Senate Passes Transportation Bill Critical for Colorado Communities with Key Bennet Provision

Will Provide Certainty for Colorado Transportation Projects

Includes Bennet-Backed Changes to Rural Transit Formula and Pilot Program for Transit-Oriented Development Planning

The U.S. Senate today passed a transportation bill that will provide more certainty for transit projects in Colorado and includes a provision Colorado U.S. Senator Michael Bennet pushed for on behalf of rural communities as well as one he secured to enhance sustainable growth around transit facilities. 

The Moving Ahead for Progress in the 21st Century (MAP-21) Act, which Bennet supported, passed with by broad bipartisan vote of 74-22.

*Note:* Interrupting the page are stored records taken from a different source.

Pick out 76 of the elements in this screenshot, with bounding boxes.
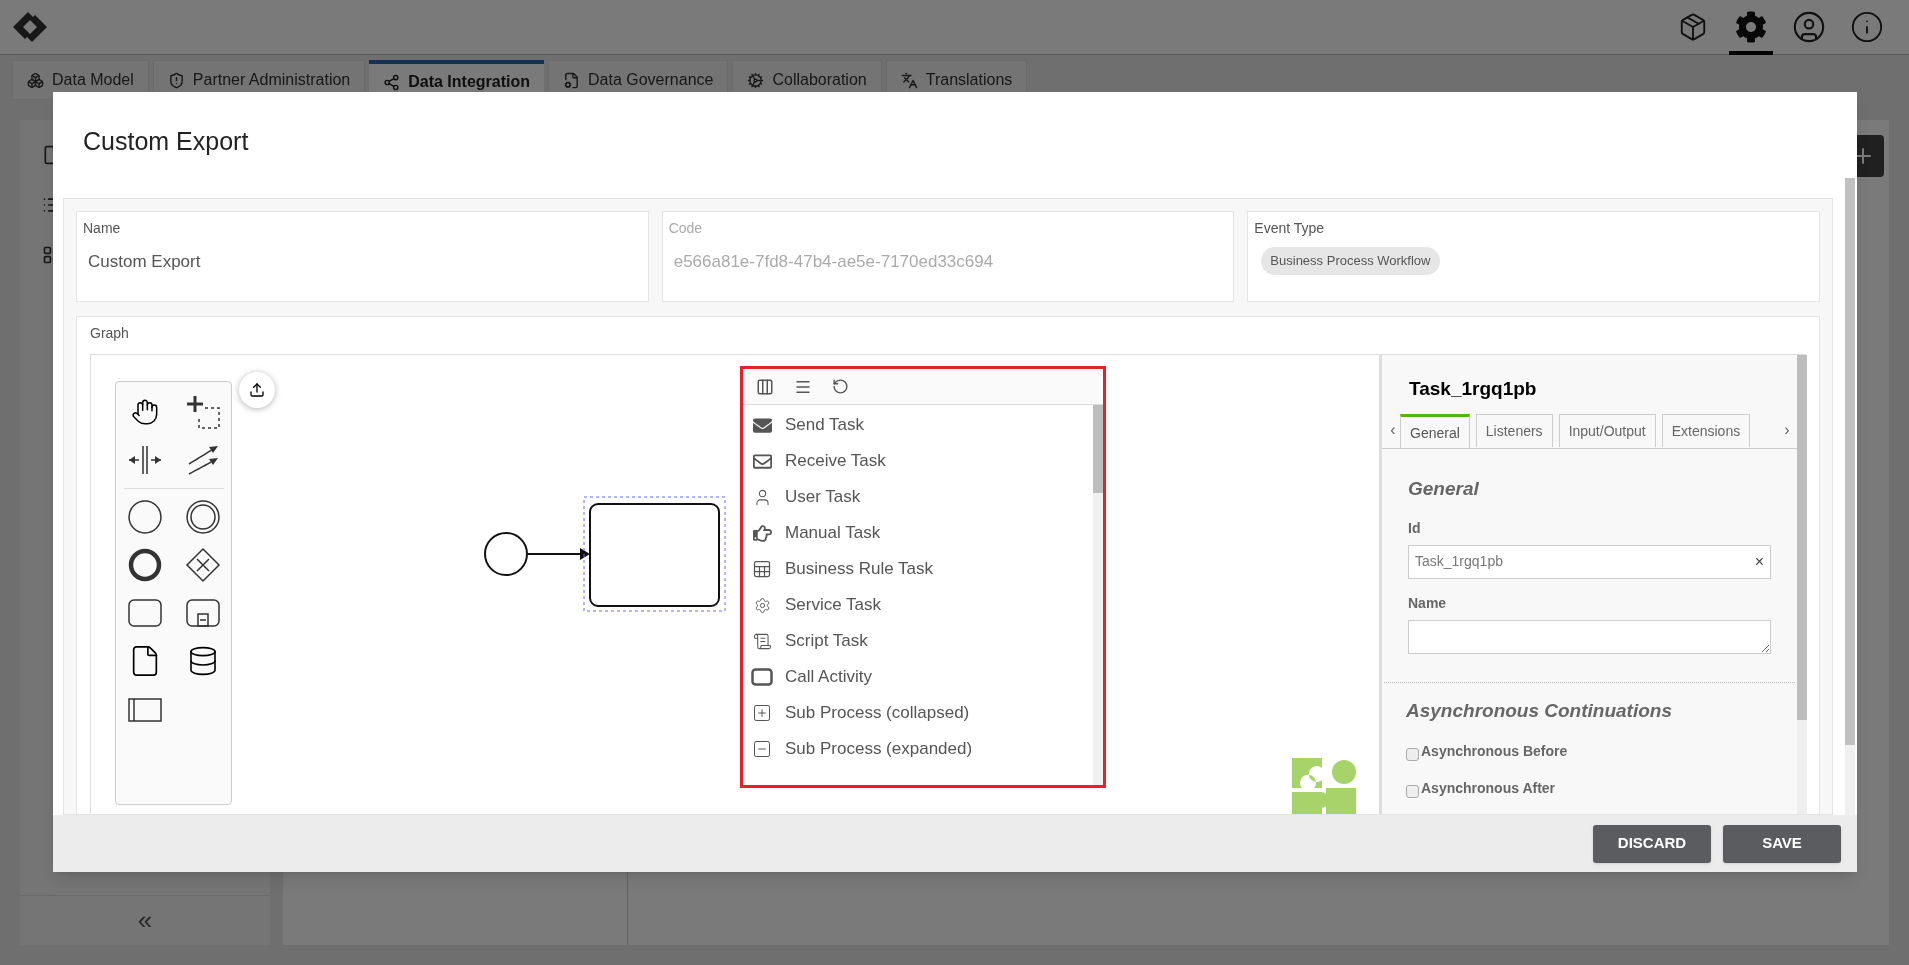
clear-button[interactable]: × [1754,549,1764,574]
name-input[interactable] [1408,619,1771,654]
rounded-square-icon [751,668,773,686]
thick-circle-icon [126,547,163,583]
rounded-rectangle-icon [126,598,163,628]
task-shape[interactable] [589,503,720,607]
section-heading: Asynchronous Continuations [1405,698,1673,723]
menu-item[interactable]: Script Task [743,623,1093,659]
menu-item[interactable]: Call Activity [743,659,1093,695]
lasso-icon [184,394,221,430]
scrollbar-thumb[interactable] [1845,178,1855,745]
field-label: Code [668,219,704,238]
dialog-title: Custom Export [83,126,250,157]
subprocess-icon [184,598,221,628]
dialog-button[interactable]: DISCARD [1593,824,1711,863]
rotate-icon[interactable] [832,378,849,395]
export-button[interactable] [239,372,275,408]
checkbox-label: Asynchronous Before [1421,742,1568,761]
diamond-x-icon [184,547,221,583]
checkbox-label: Asynchronous After [1421,779,1556,798]
checkbox[interactable] [1406,785,1419,798]
menu-item[interactable]: Sub Process (expanded) [743,731,1093,767]
pool-icon [126,695,163,723]
table-icon [752,559,772,579]
envelope-icon [752,415,772,435]
graph-label: Graph [90,324,130,343]
menu-item[interactable]: Service Task [743,587,1093,623]
scrollbar-thumb[interactable] [1093,405,1103,493]
hand-icon [752,523,772,543]
section-heading: General [1407,477,1480,501]
envelope-icon [752,451,772,471]
translate-icon [900,71,918,89]
sequence-flow-arrow[interactable] [527,548,590,560]
dialog-button[interactable]: SAVE [1723,824,1841,863]
square-minus-icon [752,739,772,759]
property-tab[interactable]: Listeners [1475,414,1553,447]
puzzle-logo-icon [1292,758,1358,814]
property-tab[interactable]: Extensions [1661,414,1751,447]
checkbox[interactable] [1406,748,1419,761]
event-type-tag: Business Process Workflow [1261,247,1440,275]
tab-scroll-left[interactable]: ‹ [1386,418,1400,448]
user-icon [1792,10,1826,44]
square-plus-icon [752,703,772,723]
menu-item[interactable]: Manual Task [743,515,1093,551]
scrollbar-thumb[interactable] [1797,355,1807,720]
gear-icon [753,596,771,614]
nodes-icon [383,73,401,91]
package-icon [1678,12,1708,42]
field-label: Event Type [1254,219,1326,238]
circle-icon [126,499,163,535]
info-icon [1850,10,1884,44]
cubes-icon [27,71,44,89]
gears-icon [747,71,765,89]
field-label: Id [1408,518,1422,538]
settings-icon [1735,11,1767,43]
field-label: Name [1408,593,1448,613]
upload-icon [249,382,265,398]
menu-item[interactable]: User Task [743,479,1093,515]
scroll-icon [752,631,772,651]
id-input[interactable]: Task_1rgq1pb × [1408,544,1771,579]
property-tab[interactable]: General [1400,414,1470,448]
menu-item[interactable]: Business Rule Task [743,551,1093,587]
shield-icon [167,71,185,89]
document-gear-icon [563,71,581,89]
start-event[interactable] [484,532,528,576]
menu-item[interactable]: Sub Process (collapsed) [743,695,1093,731]
field-label: Name [83,219,122,238]
property-tab[interactable]: Input/Output [1558,414,1656,447]
hand-icon [130,398,159,426]
element-title: Task_1rgq1pb [1408,377,1538,401]
tab-scroll-right[interactable]: › [1781,418,1793,448]
double-circle-icon [184,499,221,535]
field-value[interactable]: Custom Export [83,249,642,275]
menu-item[interactable]: Send Task [743,407,1093,443]
menu-item[interactable]: Receive Task [743,443,1093,479]
columns-icon[interactable] [756,377,774,396]
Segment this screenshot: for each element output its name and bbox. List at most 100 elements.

“Colorado municipalities big and small, rural and urban, depend on reliable roads and transit systems to grow and thrive,” Bennet said. “This bill, which includes an improved rural transit formula, will give communities across the state the certainty they need to move ahead with their plans that meet their needs.  Smart, longer-term planning and development will help ease traffic while connecting Coloradans to good schools, good jobs and one another.”

The bill is the longest extension since the previous surface transportation bill expired at the end of 2009.

One Bennet provision in the bill would modify the rural transit formula program which currently takes into account rural population and land area to determine a state’s rural transit funding level each year. This change to the transit title of the bill, under the jurisdiction of the Banking Committee of which Bennet is a member, allows the number of miles traveled on rural transit trips to also be taken into account. This common sense improvement means Colorado’s share would increase from approximately $7.7 million in FY2011 to an expected $9.1 million under the new formula.

Another measure in the transit title that Bennet secured in the bill authorizes $20 million per year for FY12 and FY13 to award competitive grants for transit-oriented development planning purposes around new transit facilities or ones where capacity improvements are being made. The program will help communities work closely with private investors to plan for the infrastructure needs that will promote mixed-use economic development around transit facilities. The provision, based on a bill Bennet introduced with  Senator Mark Warner of Virginia in February, addresses the demand for housing near transit in walkable, mixed-use communities, which is projected to double over the next 20 years, to 15.2 million households by 2030. It has the support of Transportation for America, Reconnecting America, Smart Growth America as well as numerous localities, local transit providers and advocacy groups.